Everyone wants to save fees. Professional accountants take responsibility for the accounts they produce. When they get accounts that have been prepared in a package (such as Moneyworks, MYOB, Reckon, Xero and the like) they do not just take that and file your taxes. They ensure the results are reasonably accurate (and tax compliant) before adding adjustments such as depreciation, FBT, owner salaries, taxes, etc.
All too often clients' systems require fixing. It may be that several items bought were used in the completion of an asset - so we have to move it from expenses to assets. Or an asset may have been capitalised when it cost less than $1000 and so can be expensed. Or it may be that it is a mixed-use asset - partly private and partly business - which may involve adjustments (including GST). And that's just assets.
There are common errors in every area. They primarily check for items that "look" strange (e.g. gross profit rate drops by half), or items that don't agree with other parts of IRD (e.g. GST) or third parties (e.g. banks). That way they ensure accounts are at least consistent. Still, as they say, if something can go wrong it will, and if it can't go wrong, it still will 😄.

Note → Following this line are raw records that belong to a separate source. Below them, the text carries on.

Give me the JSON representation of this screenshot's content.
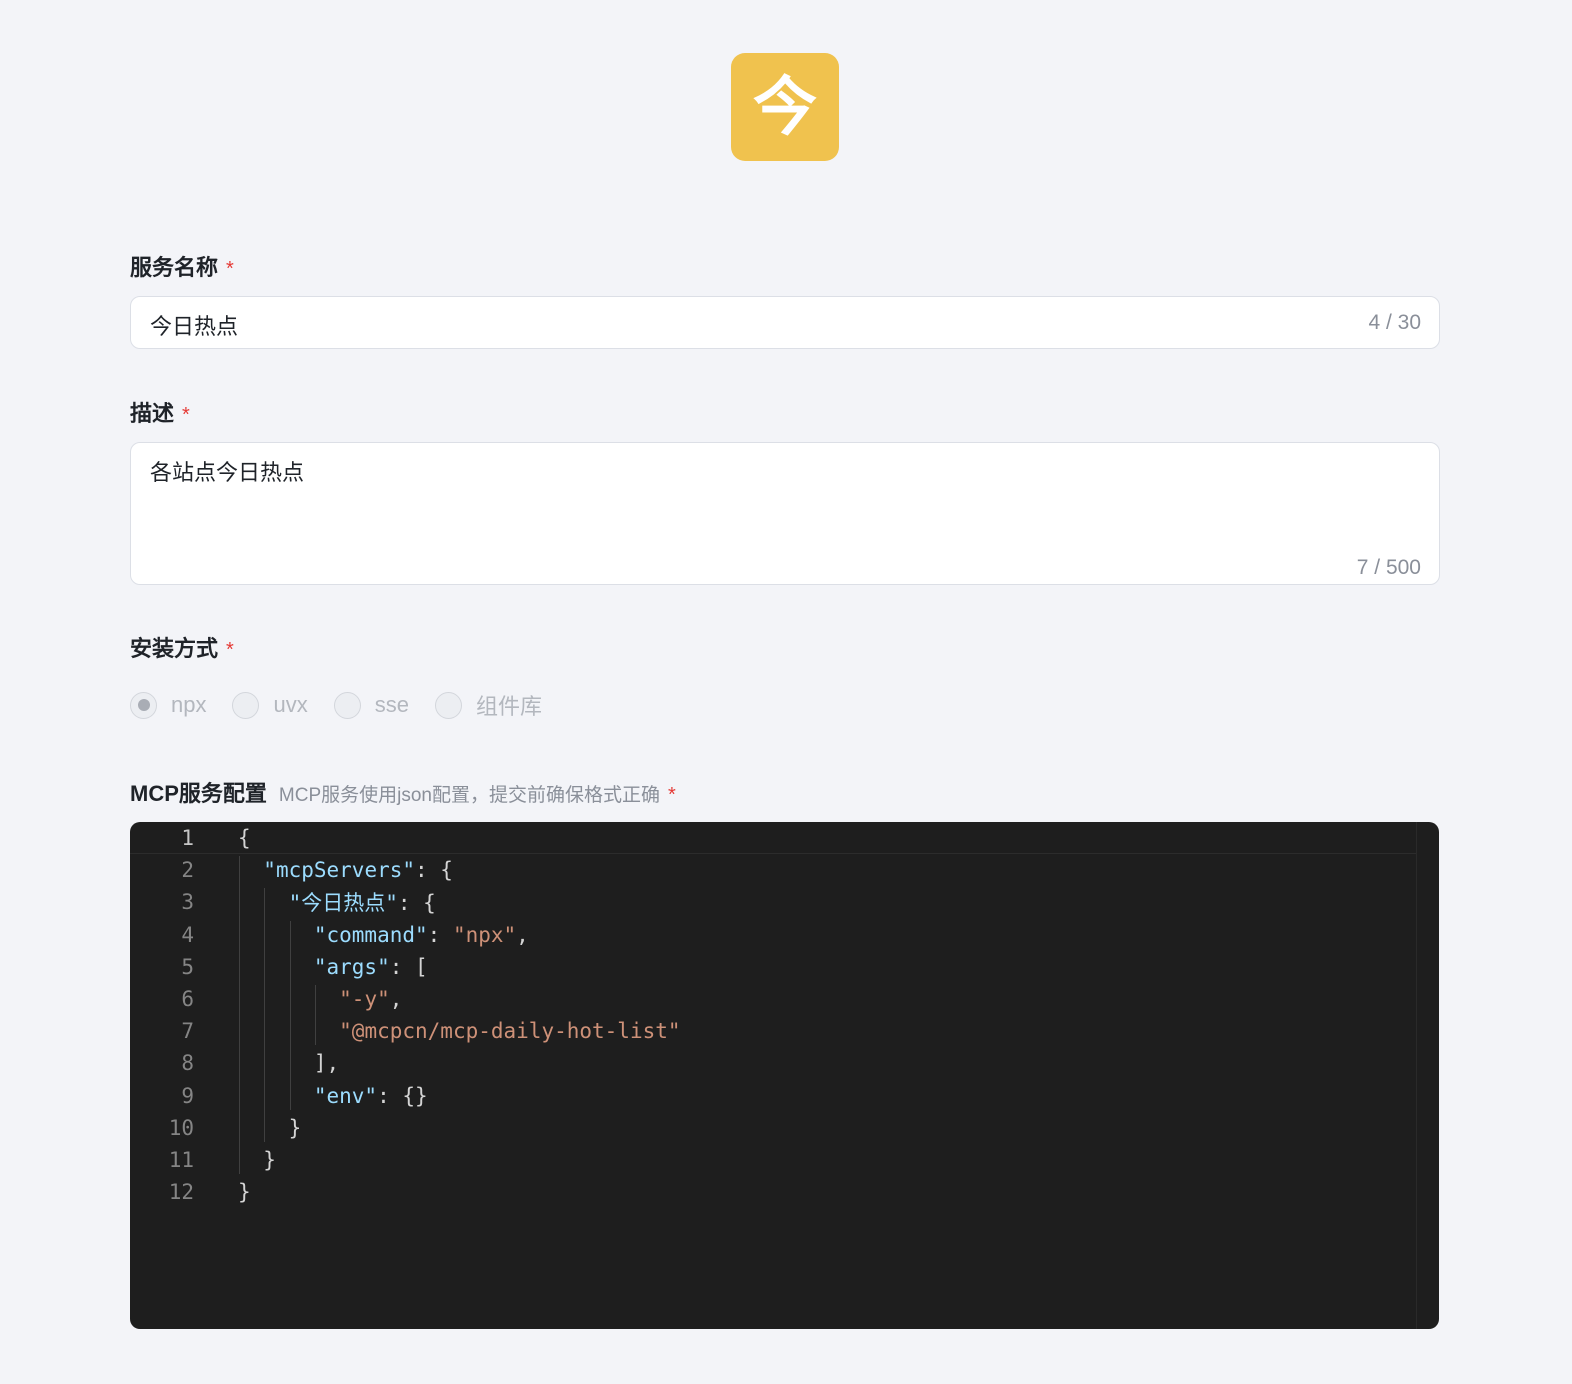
{
  "logo": {
    "char": "今",
    "bg": "#f0c24e"
  },
  "service_name": {
    "label": "服务名称",
    "required": "*",
    "value": "今日热点",
    "count": "4 / 30"
  },
  "description": {
    "label": "描述",
    "required": "*",
    "value": "各站点今日热点",
    "count": "7 / 500"
  },
  "install": {
    "label": "安装方式",
    "required": "*",
    "options": [
      "npx",
      "uvx",
      "sse",
      "组件库"
    ],
    "selected": "npx"
  },
  "config": {
    "label": "MCP服务配置",
    "hint": "MCP服务使用json配置，提交前确保格式正确",
    "required": "*",
    "line_numbers": [
      "1",
      "2",
      "3",
      "4",
      "5",
      "6",
      "7",
      "8",
      "9",
      "10",
      "11",
      "12"
    ],
    "lines": [
      [
        {
          "t": "p",
          "v": "{"
        }
      ],
      [
        {
          "t": "p",
          "v": "  "
        },
        {
          "t": "k",
          "v": "\"mcpServers\""
        },
        {
          "t": "p",
          "v": ": {"
        }
      ],
      [
        {
          "t": "p",
          "v": "    "
        },
        {
          "t": "k",
          "v": "\"今日热点\""
        },
        {
          "t": "p",
          "v": ": {"
        }
      ],
      [
        {
          "t": "p",
          "v": "      "
        },
        {
          "t": "k",
          "v": "\"command\""
        },
        {
          "t": "p",
          "v": ": "
        },
        {
          "t": "s",
          "v": "\"npx\""
        },
        {
          "t": "p",
          "v": ","
        }
      ],
      [
        {
          "t": "p",
          "v": "      "
        },
        {
          "t": "k",
          "v": "\"args\""
        },
        {
          "t": "p",
          "v": ": ["
        }
      ],
      [
        {
          "t": "p",
          "v": "        "
        },
        {
          "t": "s",
          "v": "\"-y\""
        },
        {
          "t": "p",
          "v": ","
        }
      ],
      [
        {
          "t": "p",
          "v": "        "
        },
        {
          "t": "s",
          "v": "\"@mcpcn/mcp-daily-hot-list\""
        }
      ],
      [
        {
          "t": "p",
          "v": "      ],"
        }
      ],
      [
        {
          "t": "p",
          "v": "      "
        },
        {
          "t": "k",
          "v": "\"env\""
        },
        {
          "t": "p",
          "v": ": {}"
        }
      ],
      [
        {
          "t": "p",
          "v": "    }"
        }
      ],
      [
        {
          "t": "p",
          "v": "  }"
        }
      ],
      [
        {
          "t": "p",
          "v": "}"
        }
      ]
    ]
  }
}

A fixed monthly fee can be a great deal - or it can be an expensive option. It can be tricky to compare options, but as long as it isn't too expensive, or subject to too many extra costs, generally, that is safer.
A key part of the process should be a joint review (preferably using remote software) of your accounting system. That way mistakes can be fixed BEFORE the accountant starts working on your data. Two-way communication at this stage is very effective,
A second review is held when the accounts are in draft form. This is a chance to see that everything makes sense from your perspective. There's no such thing as a silly question - except one not asked.
So what basic things avoid needless costs?
The first and most obvious way to reduce your fees is to keep things simple. Key to this is the KISS principle - and minimising complications suits us. Simple accounting is easier to do and understand, and when errors do creep in, they cause less trouble when things have been kept simple. Of course, what seems simple to untrained people is often a source of problems when it is not as simple as first seems to be the case.
As a bare minimum, ALL income must be banked into a business bank account, and all expenses paid from that account. Of course, you can use other accounts to earn interest on surplus funds, put money aside for various taxes, pay by credit card, etc., but you must not mix business and private accounts.
ALL payments and deposits must show the other party and what the transaction was for.
Loan, H/P and other financial transactions and information must be provided to your accountant.
You still need to keep business records for several years - often banking information is available for months rather than years. You should save copies of electronic statements - probably monthly.
Technology means anyone can do their accounts in a modern computer-based accounting system. As Tui says, Yeah right!!! You don't need to be a qualified accountant to operate an accounting system, but you do need someone to ensure your system is set up and operated to produce correct results.